I have always had a gentle docile nature about me. I am sure it came as quite a shock in the last few years for my friends and family to see me outwardly vocalize my anger about the abuse I endured and everything surrounding those events. This change happened in me when I had an awakening and realized that my gentle heart and quiet ways made me easily dismissed and ignored. I went from inward to outward overnight. When you turn your insides out you can feel even more vulnerable and exposed.I didn’t know this when I first switched the switch from inward to outward. It truly is a raw and vulnerable feeling BUT it was risk I needed to take in reclaiming my life and my identity that I felt was always influenced by other’s need to manipulate and control me. It is like turning a shirt inside out and imagining that all your emotions that were kept in are now in full visual of the world. All the sadness, anger, fear, disappointment are all there in full view. I have allowed myself to feel all of these exposed emotions. In my life I have allowed myself to feel deep sorrow for others. I have never allowed myself, until now, deep sorrow for myself. The more I learn about myself through this deep introspection the more I know that I will not be able to harden my heart to the things I find unconscionable. I cannot change my heart. I can let my words flow freely now carrying years of suppressed emotions. I don’t have to have a fragile constitution just because I have a fragile heart. I can stand my ground and demand respect for the person that I am.

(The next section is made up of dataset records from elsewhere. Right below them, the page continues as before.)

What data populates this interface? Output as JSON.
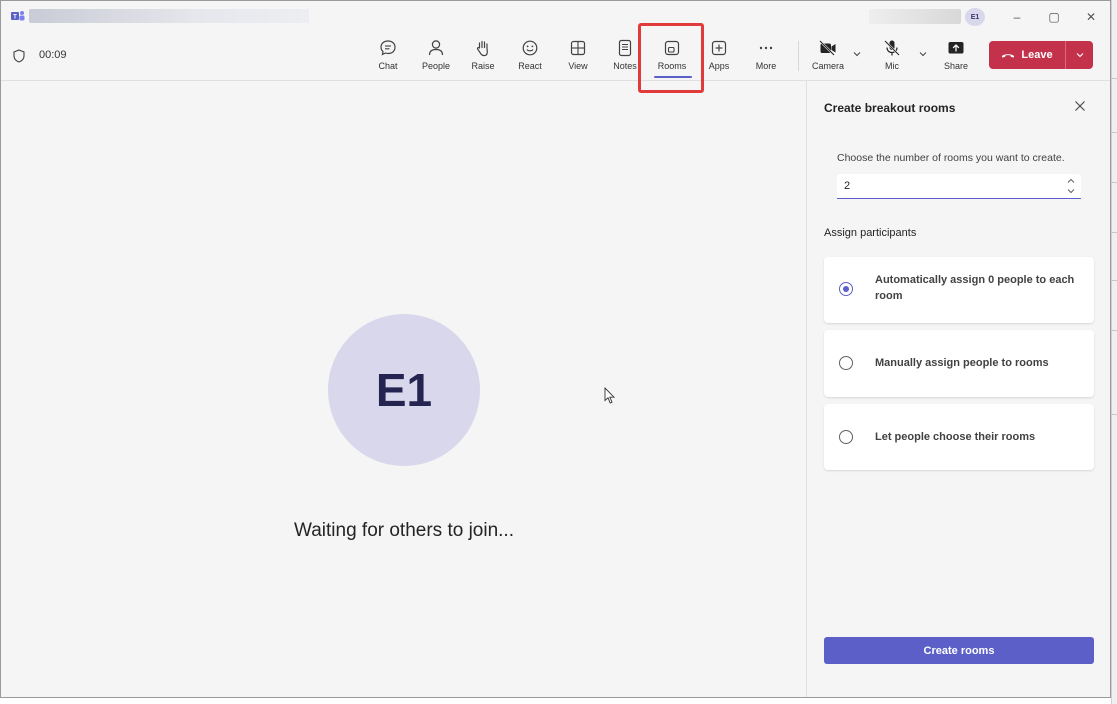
{
  "window": {
    "title": "Breakout rooms meeting",
    "avatar_initials": "E1",
    "controls": {
      "minimize": "–",
      "maximize": "▢",
      "close": "✕"
    }
  },
  "toolbar": {
    "timer": "00:09",
    "items": [
      {
        "label": "Chat",
        "icon": "chat-icon"
      },
      {
        "label": "People",
        "icon": "people-icon"
      },
      {
        "label": "Raise",
        "icon": "raise-hand-icon"
      },
      {
        "label": "React",
        "icon": "react-icon"
      },
      {
        "label": "View",
        "icon": "view-icon"
      },
      {
        "label": "Notes",
        "icon": "notes-icon"
      },
      {
        "label": "Rooms",
        "icon": "rooms-icon"
      },
      {
        "label": "Apps",
        "icon": "apps-icon"
      },
      {
        "label": "More",
        "icon": "more-icon"
      },
      {
        "label": "Camera",
        "icon": "camera-off-icon"
      },
      {
        "label": "Mic",
        "icon": "mic-off-icon"
      },
      {
        "label": "Share",
        "icon": "share-icon"
      }
    ],
    "active_item": "Rooms",
    "leave_label": "Leave",
    "leave_color": "#c4314b",
    "highlight_color": "#e03a3a"
  },
  "stage": {
    "avatar_initials": "E1",
    "status_text": "Waiting for others to join..."
  },
  "panel": {
    "title": "Create breakout rooms",
    "rooms_label": "Choose the number of rooms you want to create.",
    "rooms_value": "2",
    "assign_title": "Assign participants",
    "options": [
      {
        "label": "Automatically assign 0 people to each room",
        "selected": true
      },
      {
        "label": "Manually assign people to rooms",
        "selected": false
      },
      {
        "label": "Let people choose their rooms",
        "selected": false
      }
    ],
    "create_label": "Create rooms",
    "accent_color": "#5b5fc7"
  }
}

I have often blamed my personality for the abuse that happened to me. I thought, “If only my heart were different then these things would not have happened,” and ” If I acted tougher then he would not have preyed upon me.” I feel differently now. In a world full of so many hardened hearts I am glad mine has remained the same as it was as a child. Years of abuse and pain did not change that part of me. My heart remains untouched. I now cherish my heart. To blame a personality or a heart for another’s choice to abuse is the same as saying a woman asked to be raped by wearing a short dress to a party. It’s absurd.

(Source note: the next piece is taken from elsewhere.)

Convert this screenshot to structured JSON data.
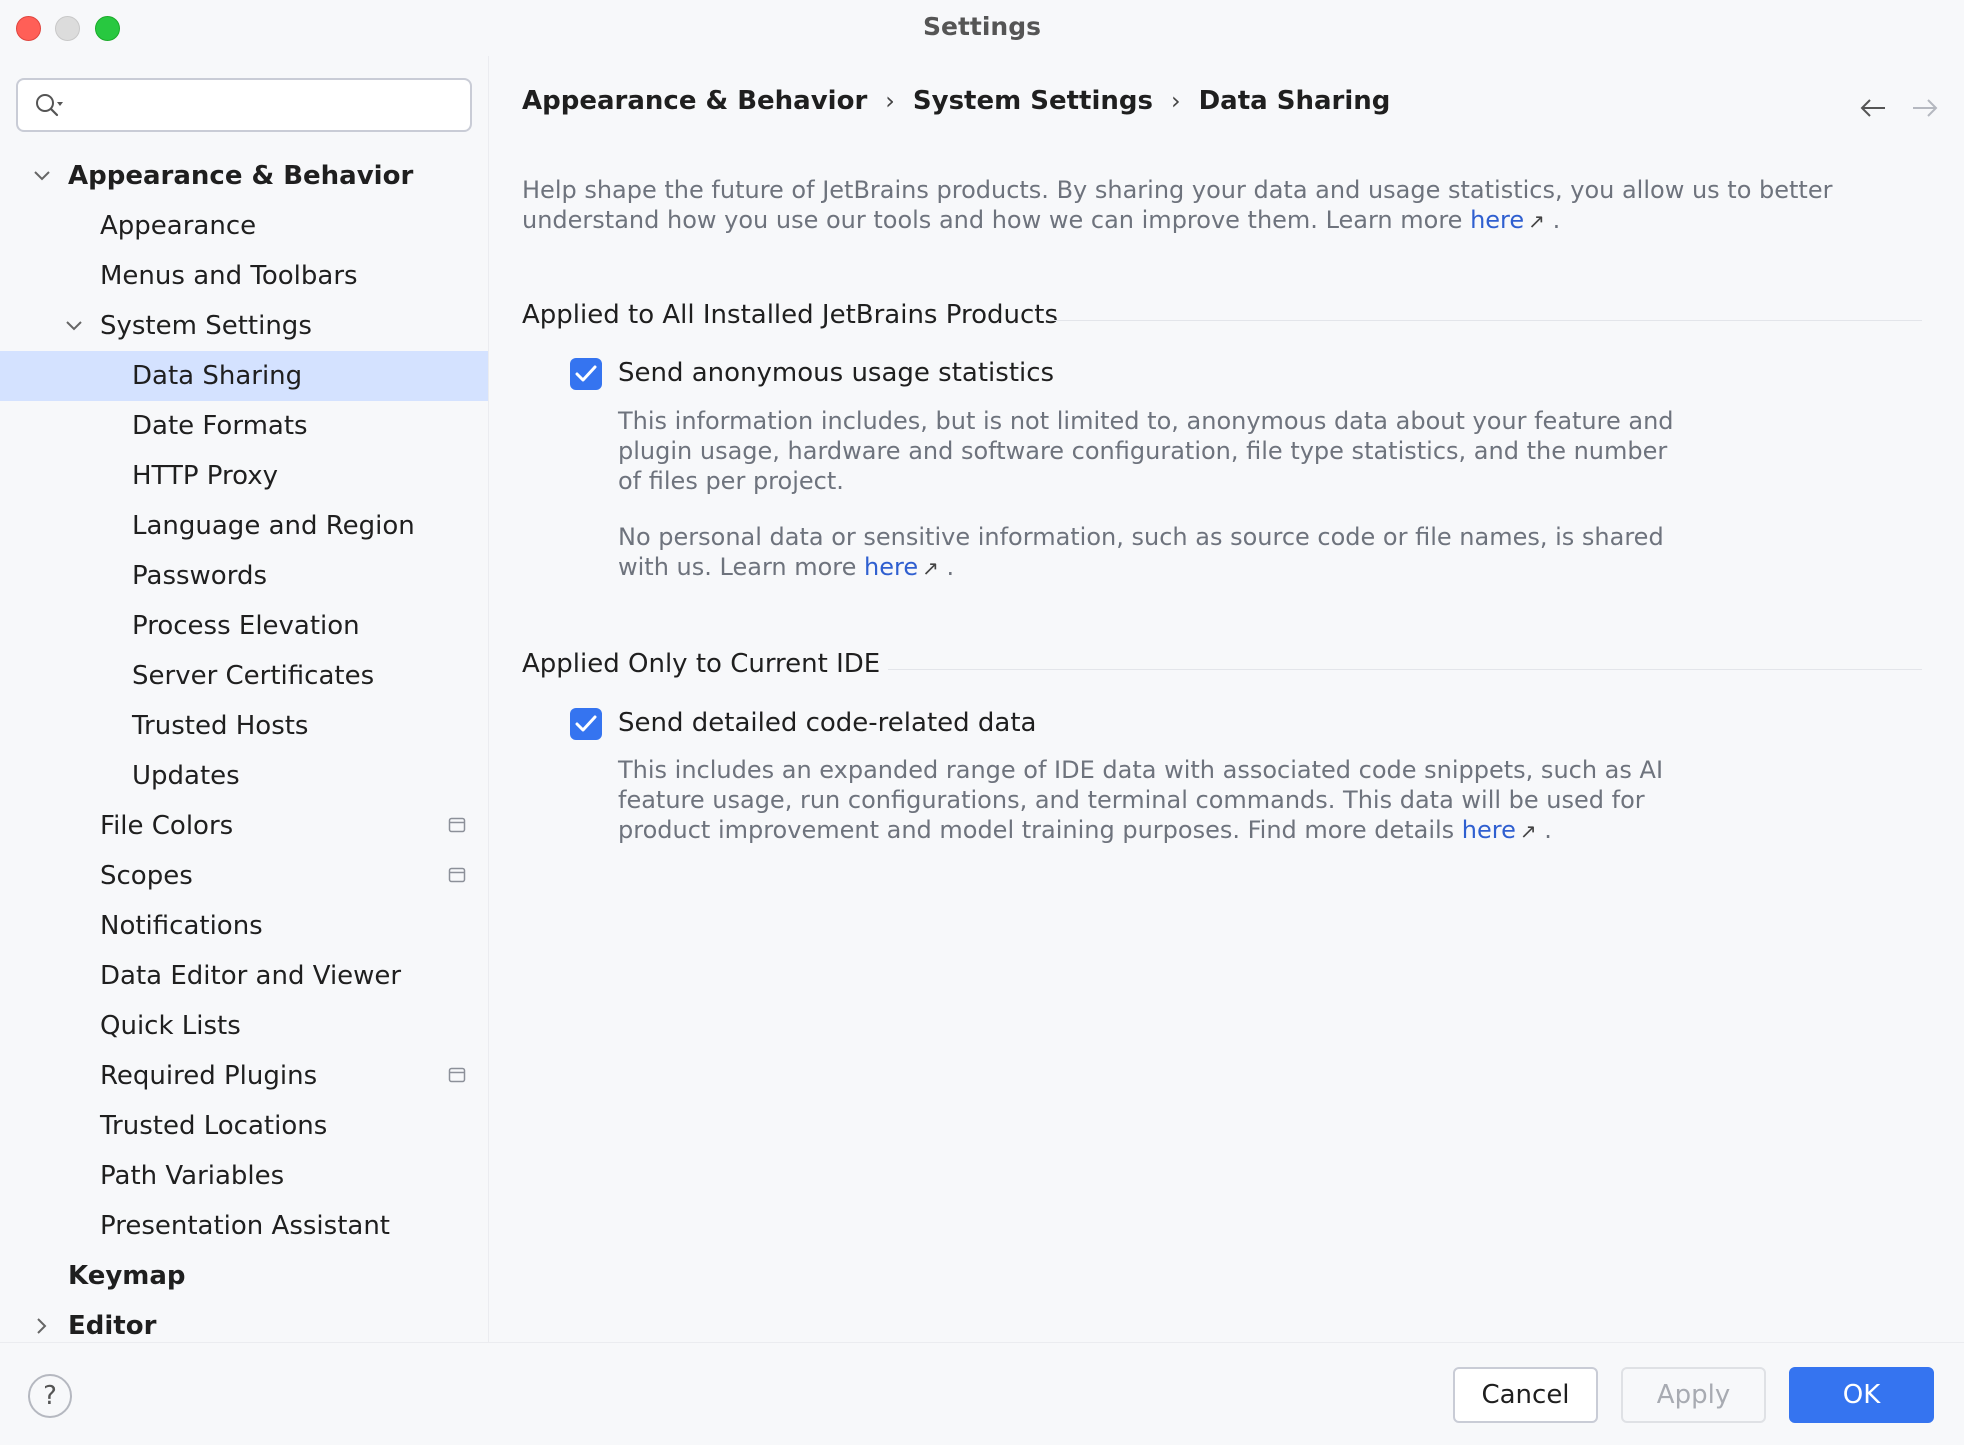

We cannot allow abusers to change who we truly are or alter how we continue to view ourselves and live our lives. We are not to blame for what they did. We are not to blame for the choices other’s made after the abuse. We have no blame in ANY of it! We must remain true to ourselves, honoring who we are, and cherishing all parts of us. For me it is knowing my heart is not to blame for anything that has ever happened to me and choosing to love myself again that has moved me forward. When we do not blame who we are for what has happened to us then we are reclaiming control.Reclaiming our inner child. Reclaiming our inner soul.

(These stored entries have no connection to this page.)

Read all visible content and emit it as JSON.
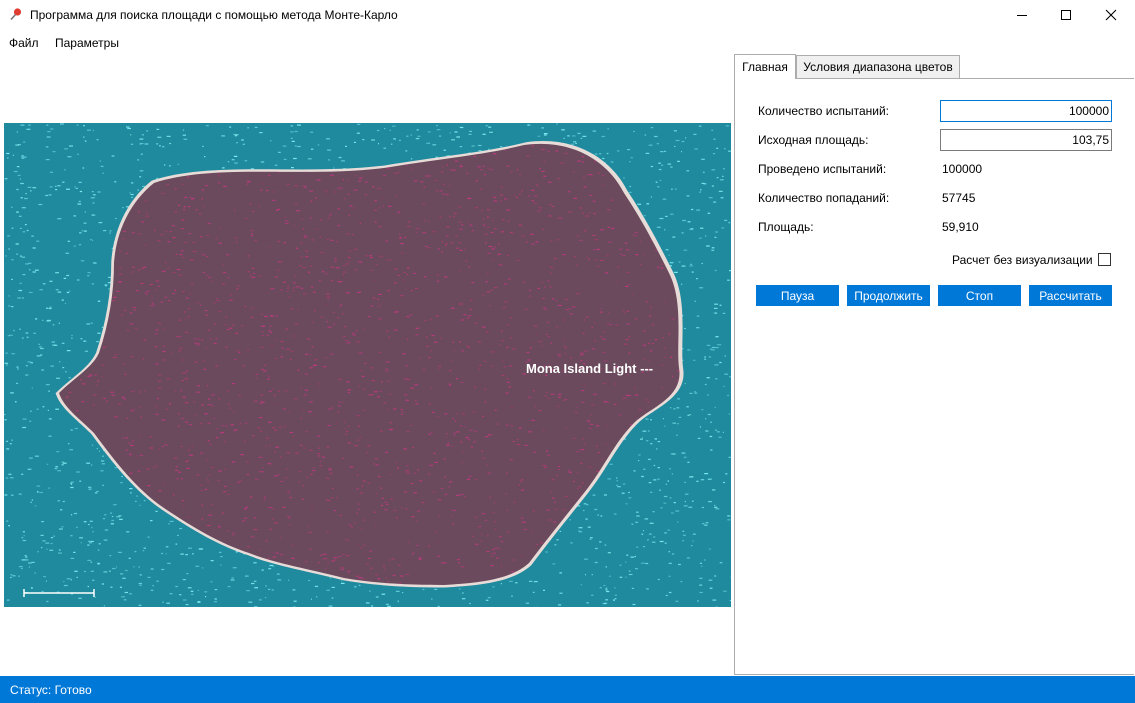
{
  "window": {
    "title": "Программа для поиска площади с помощью метода Монте-Карло"
  },
  "menu": {
    "items": [
      "Файл",
      "Параметры"
    ]
  },
  "image": {
    "overlay_label": "Mona Island Light ---"
  },
  "tabs": {
    "items": [
      {
        "label": "Главная",
        "active": true
      },
      {
        "label": "Условия диапазона цветов",
        "active": false
      }
    ]
  },
  "main": {
    "trials_label": "Количество испытаний:",
    "trials_value": "100000",
    "area_label": "Исходная площадь:",
    "area_value": "103,75",
    "done_label": "Проведено испытаний:",
    "done_value": "100000",
    "hits_label": "Количество попаданий:",
    "hits_value": "57745",
    "result_label": "Площадь:",
    "result_value": "59,910",
    "no_visual_label": "Расчет без визуализации",
    "no_visual_checked": false,
    "buttons": {
      "pause": "Пауза",
      "resume": "Продолжить",
      "stop": "Стоп",
      "compute": "Рассчитать"
    }
  },
  "status": {
    "text": "Статус: Готово"
  },
  "colors": {
    "accent": "#0078d7",
    "sea": "#1f8a9e",
    "sea_dots": "#7ff0f5",
    "island": "#6a4a5c",
    "island_dots": "#c0397f"
  }
}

On my quest to be healthy and whole I continue to discover things about myself. In moving forward there are things I know that will not change about who I am and that is okay. My heart will always be saddened by a butterfly in a net or an elephant in the circus. Watching the news will never be something I can do without knowing I will have great sadness in the suffering of others for days to follow. Having a sensitive heart is something that I am proud of. It makes life very hard though. I must embrace all of me though. I cherish all of me. And I reclaim my life as my own.